Petaluma, California

It's a Lousy World
 

C
olly Babcock was shot to death on the night of September 9, in an alley between Twenty-ninth and Valley streets in the Glen Park District of San Francisco. Two police officers, cruising, spotted him coming out the rear door of Budget Liquors there, carrying a metal box. Colly ran when he saw them. The officers gave chase, calling out for him to halt, but he just kept running; one of the cops fired a warning shot, and when Colly didn't heed it the officer pulled up and fired again. He was aiming low, trying for the legs, but in the half-light of the alley it was a blind shot. The bullet hit Colly in the small of the back and killed him instantly.

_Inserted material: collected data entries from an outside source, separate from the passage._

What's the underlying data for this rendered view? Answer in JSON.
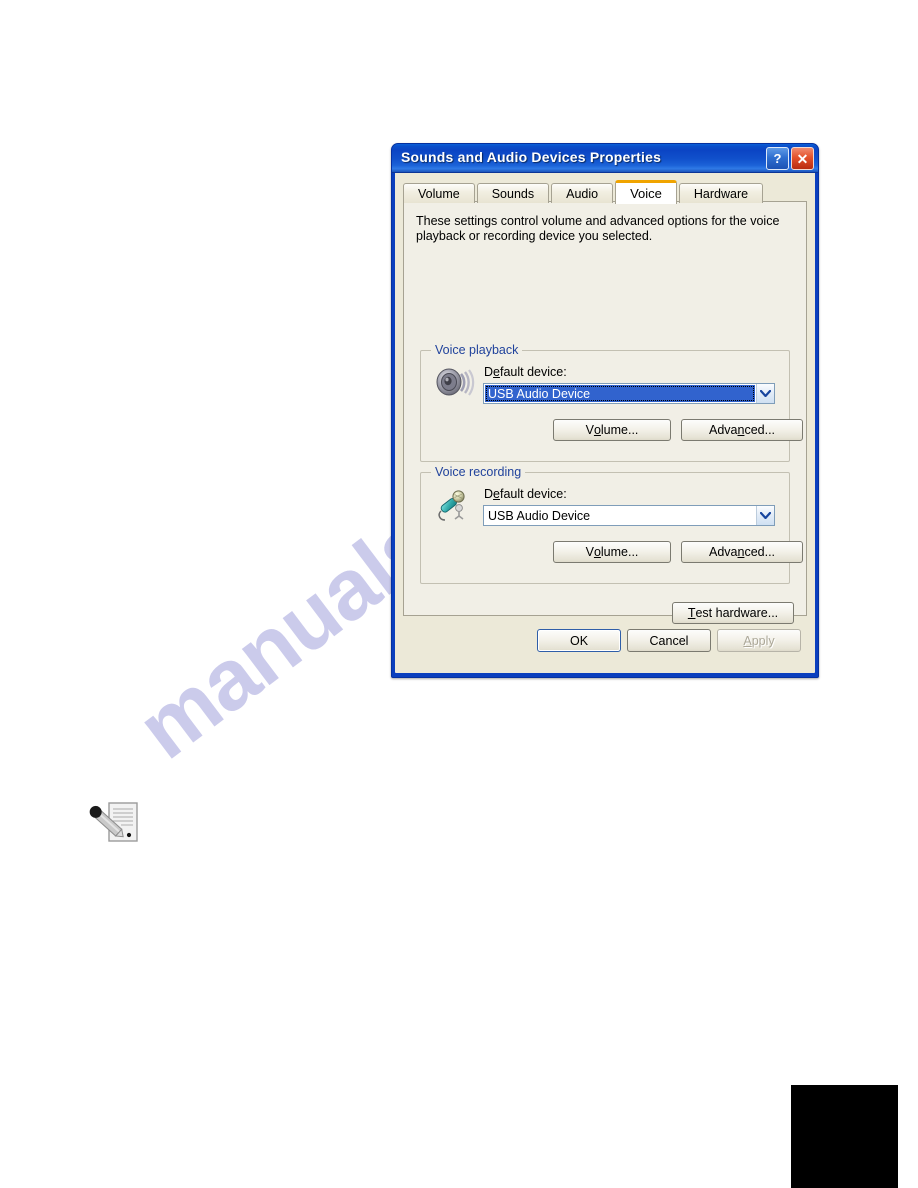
{
  "page": {
    "watermark_text": "manualshive.com",
    "note_icon": "pencil-and-paper-note-icon",
    "black_box": ""
  },
  "dialog": {
    "title": "Sounds and Audio Devices Properties",
    "titlebar_buttons": [
      {
        "name": "help-button",
        "glyph": "?"
      },
      {
        "name": "close-button",
        "glyph": "✕"
      }
    ],
    "accent_color": "#0a4fca",
    "active_tab_accent": "#f0a400",
    "tabs": [
      {
        "label": "Volume",
        "active": false
      },
      {
        "label": "Sounds",
        "active": false
      },
      {
        "label": "Audio",
        "active": false
      },
      {
        "label": "Voice",
        "active": true
      },
      {
        "label": "Hardware",
        "active": false
      }
    ],
    "description": "These settings control volume and advanced options for the voice playback or recording device you selected.",
    "voice_playback": {
      "group_label": "Voice playback",
      "icon": "speaker-icon",
      "device_label_prefix": "D",
      "device_label_accel": "e",
      "device_label_suffix": "fault device:",
      "device_value": "USB Audio Device",
      "device_selected": true,
      "volume_button": {
        "prefix": "V",
        "accel": "o",
        "suffix": "lume..."
      },
      "advanced_button": {
        "prefix": "Adva",
        "accel": "n",
        "suffix": "ced..."
      }
    },
    "voice_recording": {
      "group_label": "Voice recording",
      "icon": "microphone-icon",
      "device_label_prefix": "D",
      "device_label_accel": "e",
      "device_label_suffix": "fault device:",
      "device_value": "USB Audio Device",
      "device_selected": false,
      "volume_button": {
        "prefix": "V",
        "accel": "o",
        "suffix": "lume..."
      },
      "advanced_button": {
        "prefix": "Adva",
        "accel": "n",
        "suffix": "ced..."
      }
    },
    "test_hardware_button": {
      "prefix": "",
      "accel": "T",
      "suffix": "est hardware..."
    },
    "footer": {
      "ok": {
        "label": "OK",
        "default": true,
        "disabled": false
      },
      "cancel": {
        "label": "Cancel",
        "default": false,
        "disabled": false
      },
      "apply": {
        "prefix": "",
        "accel": "A",
        "suffix": "pply",
        "default": false,
        "disabled": true
      }
    }
  }
}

I read about it the following morning over coffee and undercooked eggs in a cafeteria on Taylor Street, a block and a half from my office. The story was on an inside page, concise and dispassionate; they teach that kind of objective writing in the journalism classes. Just the cold facts. A man dies, but he's nothing more than a statistic, a name in black type, a faceless nonentity to be considered and then forgotten along with your breakfast coffee.

Unless you knew him.

Unless he was your friend.

Very carefully I folded the newspaper and put it into my coat
pocket. Then I stood from the table, went out to the street. The
wind was up, blowing in off the Bay; rubble swirled and eddied
in the Tenderloin gutters. The air smelled of salt and dark rain
and human pollution.

I walked into the face of the wind, toward my office.

"How's the job, Colly?"

"Oh, fine, just fine."

"No problems?"

"No, none at all."

"Stick with it, Colly."

"Sure. I'm a new man."

"Straight all the way?"

"Straight all the way."

Inside the lobby of my building, I found an out-of-order sign
taped to the closed elevator doors. Yeah, that figured. I went around to the stairs, up to the second floor and along the hallway to my office.

The door was unlocked, standing open a few inches. I tensed when I saw it like that, and reached out with the tips of my
fingers and pushed it all the way open. But there was no trouble.

The woman sitting in the chair in front of my desk had never been trouble for anyone.

Colly Babcock's widow.

I moved inside, shut the door and crossed toward her.

"Hello, Lucille."

Her hands were clasped tightly in the lap of a plain black dress. She said, "The man down the hall, the CPA - he let me
in. He said you wouldn't mind."

"I don't mind."

"You heard, I guess? About Colly?"

"Yes," I said. "What can I say, Lucille?"

"You were his friend. You helped him."

"Maybe I didn't help him enough."

"He didn't do it," Lucille said. "He didn't steal that money. He didn't do all those robberies like they're saying."

"Lucille. . ."

"Colly and I were married thirty-one years," she said. "Don't you think I would have known?"

I did not say anything.

"I always knew," she said.

I sat down, looking at her. She was a big woman, handsome —a strong woman. There was strength in the line of her mouth, and in her eyes, round and gray, tinged with red now from the crying. She had stuck by Colly through two prison terms and twenty-odd years of running, and hiding, and looking over her shoulder. Yes, I thought, she would always have known.

But I said, "The papers said Colly was coming out the back door of the liquor store carrying a metal box. The police found a hundred and six dollars in the box, and the door jimmied open."

"I know what the papers said, and I know what the police are saying. But they're wrong. Wrong."